Ramblings of a Murine Soul

Apr 27, 2006 11:20

The longer I stray from LJ, the more tempted I am upon returning to write that This Is What I Really Think post. You know, the one where I finally say, “If I see Mediocre Story X rec’ced one more time I’m going to gouge out my own eyes and use ‘em as marbles,” and, in the great tradition of Flannery O’Connor, “X might’ve been a good woman if there’d been someone there to shoot her every minute of her life.” But then I go all Canadian and seal my yap shut ‘cos in the end supercilious bitchery went out with Marie Antoinette. It’s so pre-Revolutionary, yo.

In other news, I had an uber-geek mindgasm when I discovered, after years of irrational longing for it, that English does in fact contain an adjective to describe things mousy: murine. Why I lusted after such an adjective is one for the Cool Cat in the sky, but there you have it: during a Scrabble-playing scan of le dictionnaire, there it was, in all its grey, Latinate glory. Actually, my investment in this word might stem from 1) Herbert, the cancer-riddled, doomed (and, given that she was actually female despite her name, perhaps transgendered) rodent whom I once mouse-sat and 2) the Love to Eat Them Mousies Kliban cartoon that never fails to make me laugh.
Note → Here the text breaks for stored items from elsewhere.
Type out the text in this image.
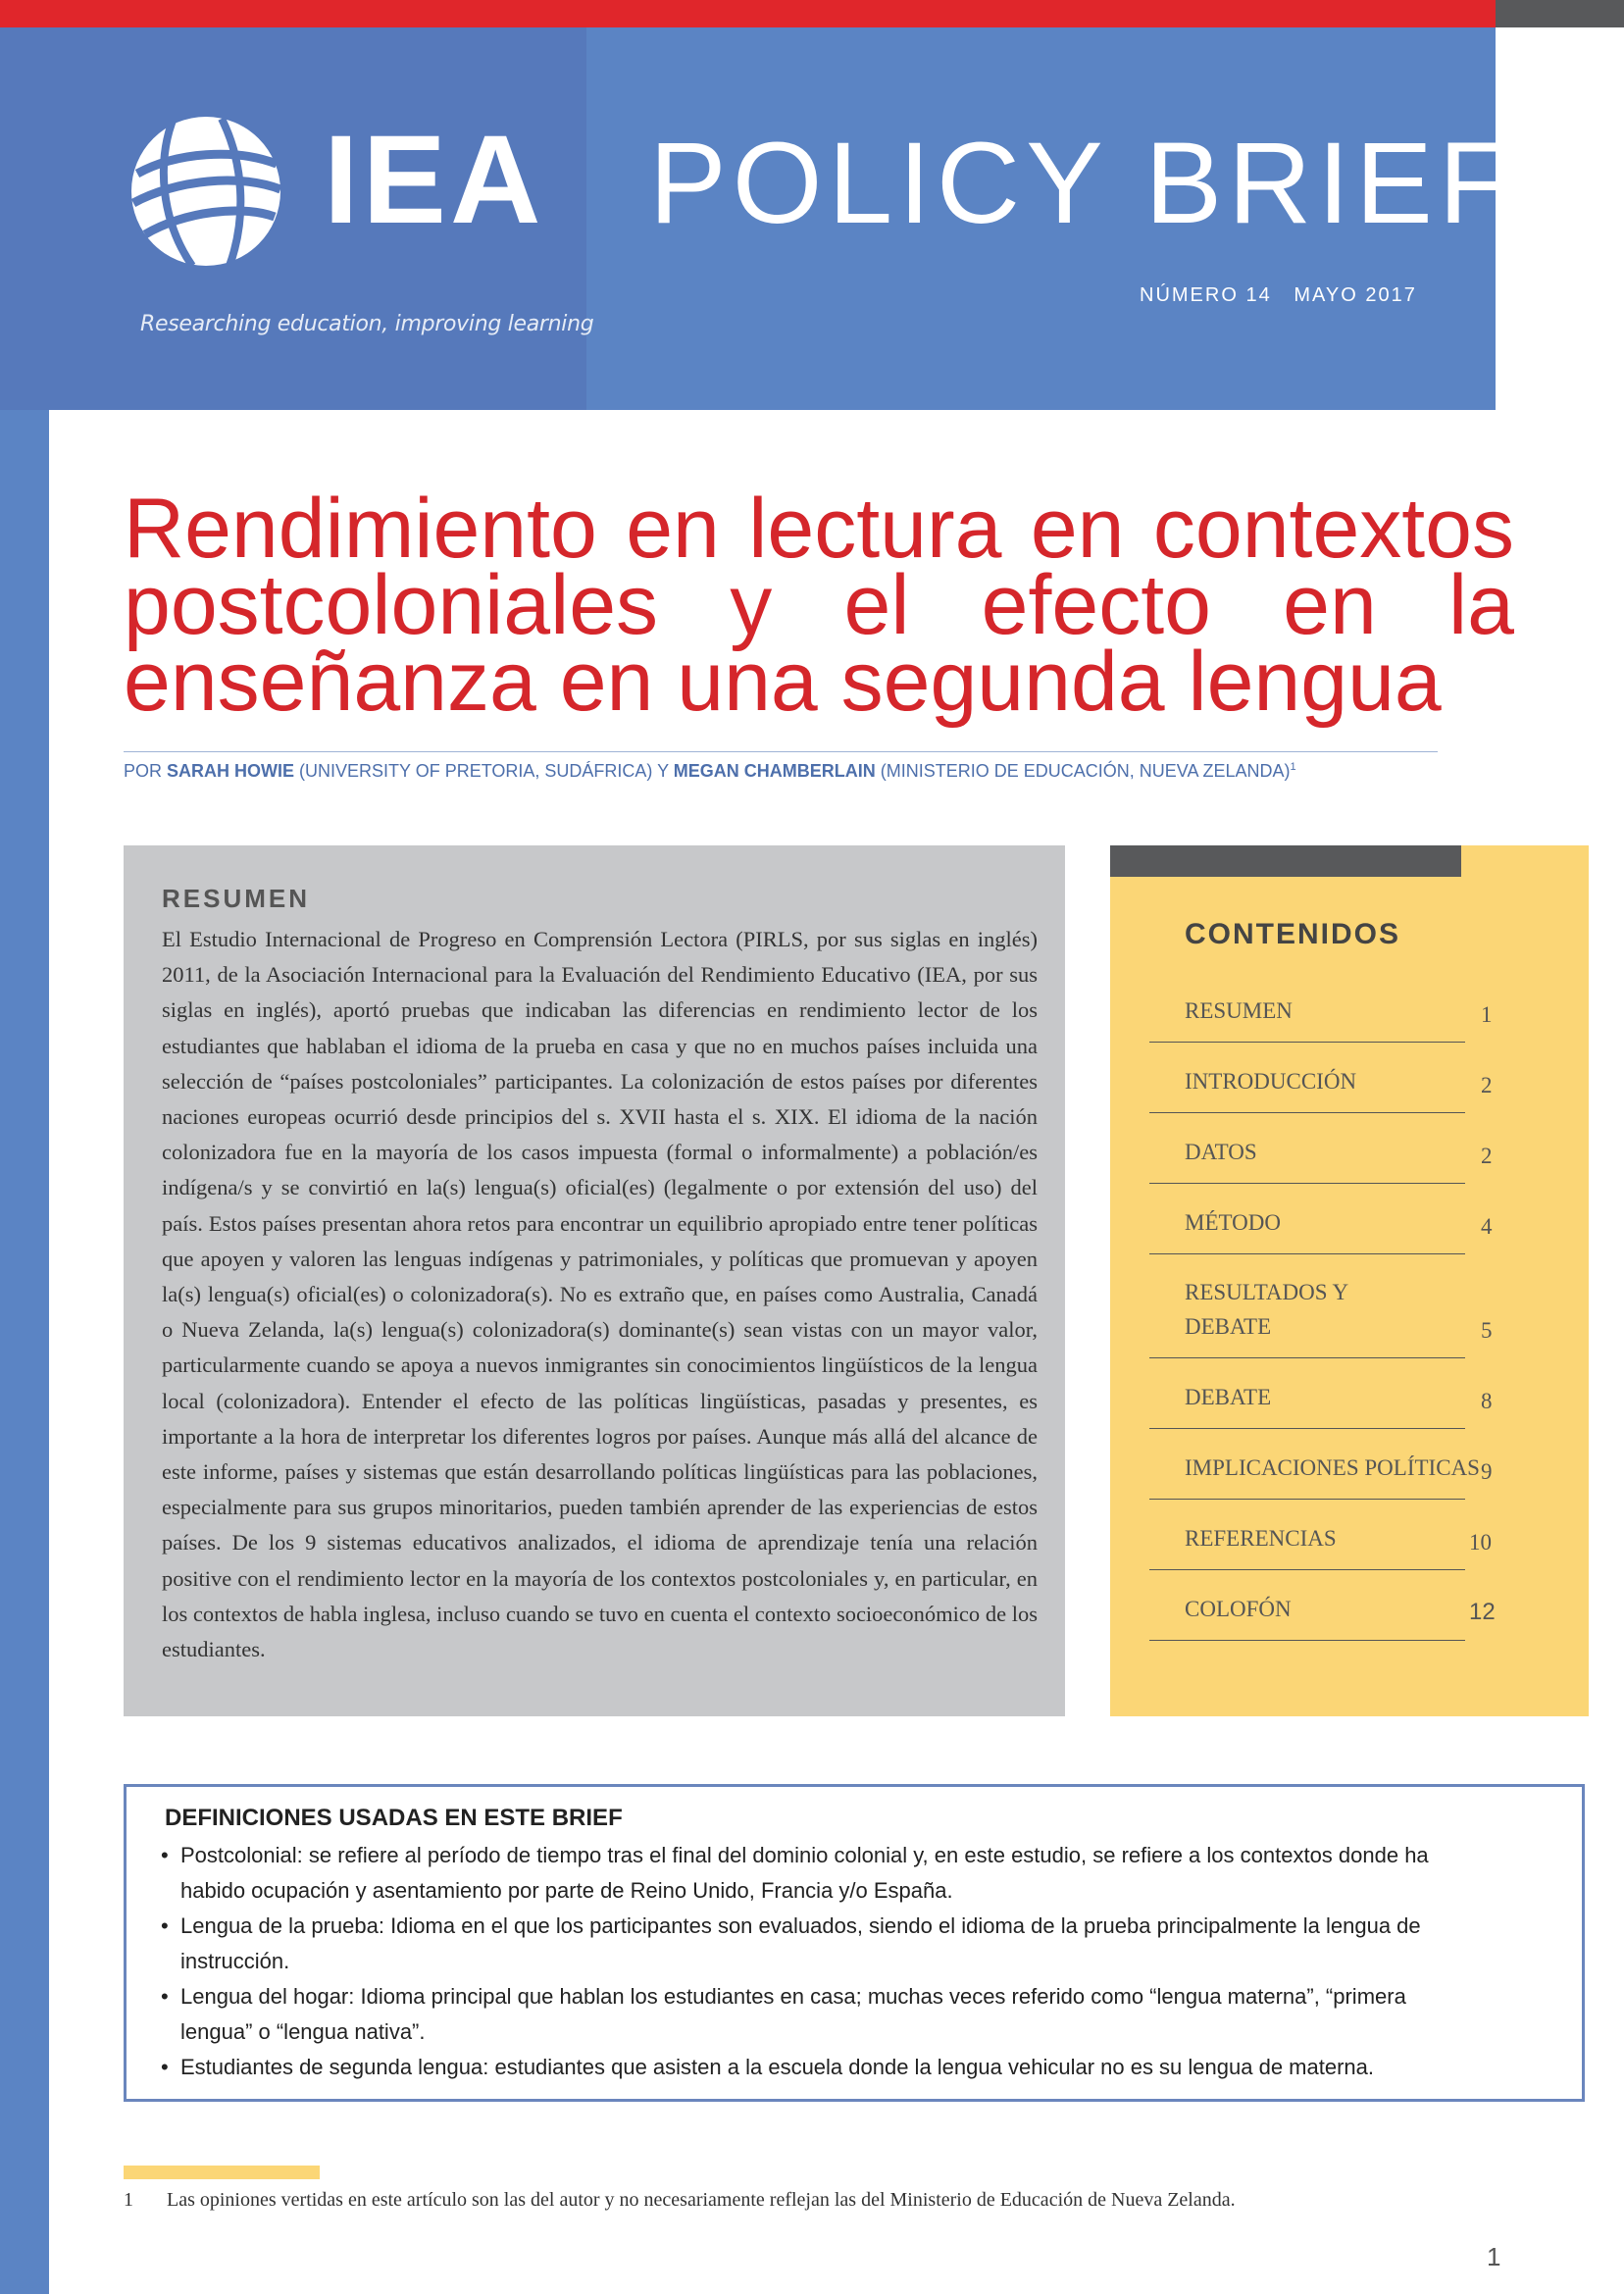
IEA
Researching education, improving learning
POLICY BRIEF
NÚMERO 14 MAYO 2017
Rendimiento en lectura en contextos
postcoloniales y el efecto en la
enseñanza en una segunda lengua
POR SARAH HOWIE (UNIVERSITY OF PRETORIA, SUDÁFRICA) Y MEGAN CHAMBERLAIN (MINISTERIO DE EDUCACIÓN, NUEVA ZELANDA)$^1$
RESUMEN
El Estudio Internacional de Progreso en Comprensión Lectora (PIRLS, por sus siglas en inglés) 2011, de la Asociación Internacional para la Evaluación del Rendimiento Educativo (IEA, por sus siglas en inglés), aportó pruebas que indicaban las diferencias en rendimiento lector de los estudiantes que hablaban el idioma de la prueba en casa y que no en muchos países incluida una selección de “países postcoloniales” participantes. La colonización de estos países por diferentes naciones europeas ocurrió desde principios del s. XVII hasta el s. XIX. El idioma de la nación colonizadora fue en la mayoría de los casos impuesta (formal o informalmente) a población/es indígena/s y se convirtió en la(s) lengua(s) oficial(es) (legalmente o por extensión del uso) del país. Estos países presentan ahora retos para encontrar un equilibrio apropiado entre tener políticas que apoyen y valoren las lenguas indígenas y patrimoniales, y políticas que promuevan y apoyen la(s) lengua(s) oficial(es) o colonizadora(s). No es extraño que, en países como Australia, Canadá o Nueva Zelanda, la(s) lengua(s) colonizadora(s) dominante(s) sean vistas con un mayor valor, particularmente cuando se apoya a nuevos inmigrantes sin conocimientos lingüísticos de la lengua local (colonizadora). Entender el efecto de las políticas lingüísticas, pasadas y presentes, es importante a la hora de interpretar los diferentes logros por países. Aunque más allá del alcance de este informe, países y sistemas que están desarrollando políticas lingüísticas para las poblaciones, especialmente para sus grupos minoritarios, pueden también aprender de las experiencias de estos países. De los 9 sistemas educativos analizados, el idioma de aprendizaje tenía una relación positive con el rendimiento lector en la mayoría de los contextos postcoloniales y, en particular, en los contextos de habla inglesa, incluso cuando se tuvo en cuenta el contexto socioeconómico de los estudiantes.
CONTENIDOS
RESUMEN	1
INTRODUCCIÓN	2
DATOS	2
MÉTODO	4
RESULTADOS Y
DEBATE	5
DEBATE	8
IMPLICACIONES POLÍTICAS 9
REFERENCIAS	10
COLOFÓN	12
DEFINICIONES USADAS EN ESTE BRIEF
• Postcolonial: se refiere al período de tiempo tras el final del dominio colonial y, en este estudio, se refiere a los contextos donde ha habido ocupación y asentamiento por parte de Reino Unido, Francia y/o España.
• Lengua de la prueba: Idioma en el que los participantes son evaluados, siendo el idioma de la prueba principalmente la lengua de instrucción.
• Lengua del hogar: Idioma principal que hablan los estudiantes en casa; muchas veces referido como “lengua materna”, “primera lengua” o “lengua nativa”.
• Estudiantes de segunda lengua: estudiantes que asisten a la escuela donde la lengua vehicular no es su lengua de materna.
1 Las opiniones vertidas en este artículo son las del autor y no necesariamente reflejan las del Ministerio de Educación de Nueva Zelanda.
1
Not that anyone gives murine ass, but I continue to live in the moist jungles of wild fangirl lust: Smallville, as always, is my show, the show, the one true show of shows, the vibratorial spectacle that always leaves me flushed and nicotine-needy. I’m still not buying the Lex-Lana thing because that girl’s pure brainless catalyst, the stone in the pond, but then there’s no accounting for taste, right? I still maintain her lure’s only in her Clarkian connection-hell, I might do her myself if she kept my motor running with dirty-talk about Clark’s sexual prowess…
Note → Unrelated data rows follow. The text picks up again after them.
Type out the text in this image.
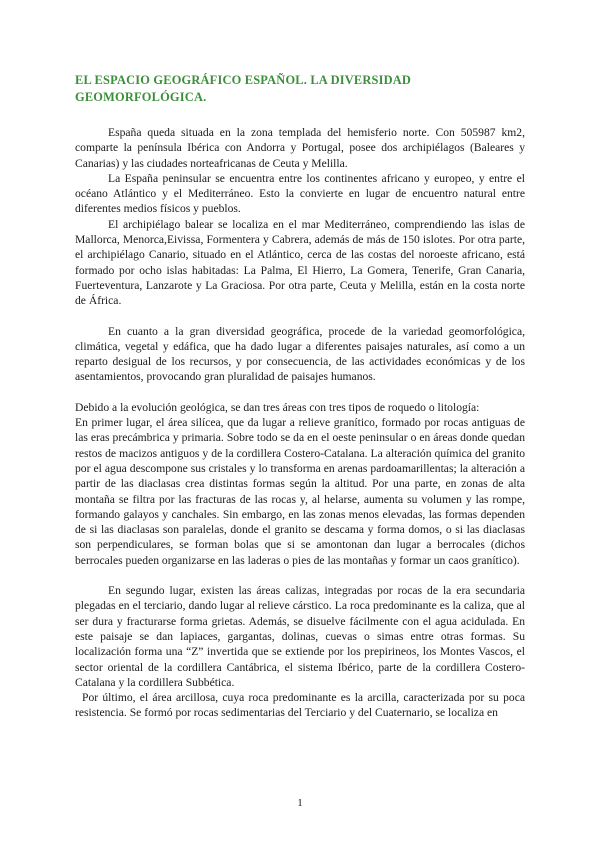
EL ESPACIO GEOGRÁFICO ESPAÑOL. LA DIVERSIDAD GEOMORFOLÓGICA.

España queda situada en la zona templada del hemisferio norte. Con 505987 km2, comparte la península Ibérica con Andorra y Portugal, posee dos archipiélagos (Baleares y Canarias) y las ciudades norteafricanas de Ceuta y Melilla.

La España peninsular se encuentra entre los continentes africano y europeo, y entre el océano Atlántico y el Mediterráneo. Esto la convierte en lugar de encuentro natural entre diferentes medios físicos y pueblos.

El archipiélago balear se localiza en el mar Mediterráneo, comprendiendo las islas de Mallorca, Menorca,Eivissa, Formentera y Cabrera, además de más de 150 islotes. Por otra parte, el archipiélago Canario, situado en el Atlántico, cerca de las costas del noroeste africano, está formado por ocho islas habitadas: La Palma, El Hierro, La Gomera, Tenerife, Gran Canaria, Fuerteventura, Lanzarote y La Graciosa. Por otra parte, Ceuta y Melilla, están en la costa norte de África.

En cuanto a la gran diversidad geográfica, procede de la variedad geomorfológica, climática, vegetal y edáfica, que ha dado lugar a diferentes paisajes naturales, así como a un reparto desigual de los recursos, y por consecuencia, de las actividades económicas y de los asentamientos, provocando gran pluralidad de paisajes humanos.

Debido a la evolución geológica, se dan tres áreas con tres tipos de roquedo o litología:

En primer lugar, el área silícea, que da lugar a relieve granítico, formado por rocas antiguas de las eras precámbrica y primaria. Sobre todo se da en el oeste peninsular o en áreas donde quedan restos de macizos antiguos y de la cordillera Costero-Catalana. La alteración química del granito por el agua descompone sus cristales y lo transforma en arenas pardoamarillentas; la alteración a partir de las diaclasas crea distintas formas según la altitud. Por una parte, en zonas de alta montaña se filtra por las fracturas de las rocas y, al helarse, aumenta su volumen y las rompe, formando galayos y canchales. Sin embargo, en las zonas menos elevadas, las formas dependen de si las diaclasas son paralelas, donde el granito se descama y forma domos, o si las diaclasas son perpendiculares, se forman bolas que si se amontonan dan lugar a berrocales (dichos berrocales pueden organizarse en las laderas o pies de las montañas y formar un caos granítico).

En segundo lugar, existen las áreas calizas, integradas por rocas de la era secundaria plegadas en el terciario, dando lugar al relieve cárstico. La roca predominante es la caliza, que al ser dura y fracturarse forma grietas. Además, se disuelve fácilmente con el agua acidulada. En este paisaje se dan lapiaces, gargantas, dolinas, cuevas o simas entre otras formas. Su localización forma una “Z” invertida que se extiende por los prepirineos, los Montes Vascos, el sector oriental de la cordillera Cantábrica, el sistema Ibérico, parte de la cordillera Costero-Catalana y la cordillera Subbética.

Por último, el área arcillosa, cuya roca predominante es la arcilla, caracterizada por su poca resistencia. Se formó por rocas sedimentarias del Terciario y del Cuaternario, se localiza en

1
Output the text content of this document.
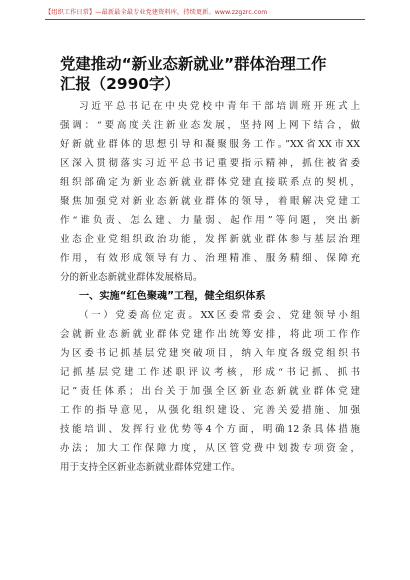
【组织工作日常】—最新最全最专业党建资料库，持续更新。www.zzgzrc.com
党建推动“新业态新就业”群体治理工作
汇报（2990字）
习近平总书记在中央党校中青年干部培训班开班式上
强调：“要高度关注新业态发展，坚持网上网下结合，做
好新就业群体的思想引导和凝聚服务工作。”XX省XX市XX
区深入贯彻落实习近平总书记重要指示精神，抓住被省委
组织部确定为新业态新就业群体党建直接联系点的契机，
聚焦加强党对新业态新就业群体的领导，着眼解决党建工
作“谁负责、怎么建、力量弱、起作用”等问题，突出新
业态企业党组织政治功能，发挥新就业群体参与基层治理
作用，有效形成领导有力、治理精准、服务精细、保障充
分的新业态新就业群体发展格局。
一、实施“红色聚魂”工程，健全组织体系
（一）党委高位定责。XX区委常委会、党建领导小组
会就新业态新就业群体党建作出统筹安排，将此项工作作
为区委书记抓基层党建突破项目，纳入年度各级党组织书
记抓基层党建工作述职评议考核，形成“书记抓、抓书
记”责任体系；出台关于加强全区新业态新就业群体党建
工作的指导意见，从强化组织建设、完善关爱措施、加强
技能培训、发挥行业优势等4个方面，明确12条具体措施
办法；加大工作保障力度，从区管党费中划拨专项资金，
用于支持全区新业态新就业群体党建工作。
I’m still hanging out with Dean and Sam, too, because a girl can’t have too much pretty in her world. Besides, I like Supernatural-I’d even watch it if the boys were uggers (I think) just for early Stephen King mixed with homo-bro-erotic tension.
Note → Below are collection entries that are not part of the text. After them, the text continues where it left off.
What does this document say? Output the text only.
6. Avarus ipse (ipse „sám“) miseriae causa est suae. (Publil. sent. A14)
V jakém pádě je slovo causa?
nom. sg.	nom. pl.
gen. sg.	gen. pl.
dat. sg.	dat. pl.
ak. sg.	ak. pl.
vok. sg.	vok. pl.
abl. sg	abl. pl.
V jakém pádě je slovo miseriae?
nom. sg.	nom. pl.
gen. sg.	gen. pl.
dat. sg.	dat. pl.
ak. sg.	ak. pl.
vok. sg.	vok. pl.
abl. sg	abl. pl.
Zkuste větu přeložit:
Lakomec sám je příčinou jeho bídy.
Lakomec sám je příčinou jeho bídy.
So, what else? The world continues not to revolve around me, a fact I still lament. For instance, if I were Grand Imperial Poobah-ess of the Universe, Nnenna wouldn’t have been booted from America’s Next Top Model; my students would be a mix of Stephen Hawking, Albert Einstein, and Geoffrey Chaucer; my Prime Minister would be Jack Layton, and not that dead-eyed, Conservative peckerhead, Stephen Harper; I’d live here; and, of course, I’d have a harem for sexual satisfaction and light housework.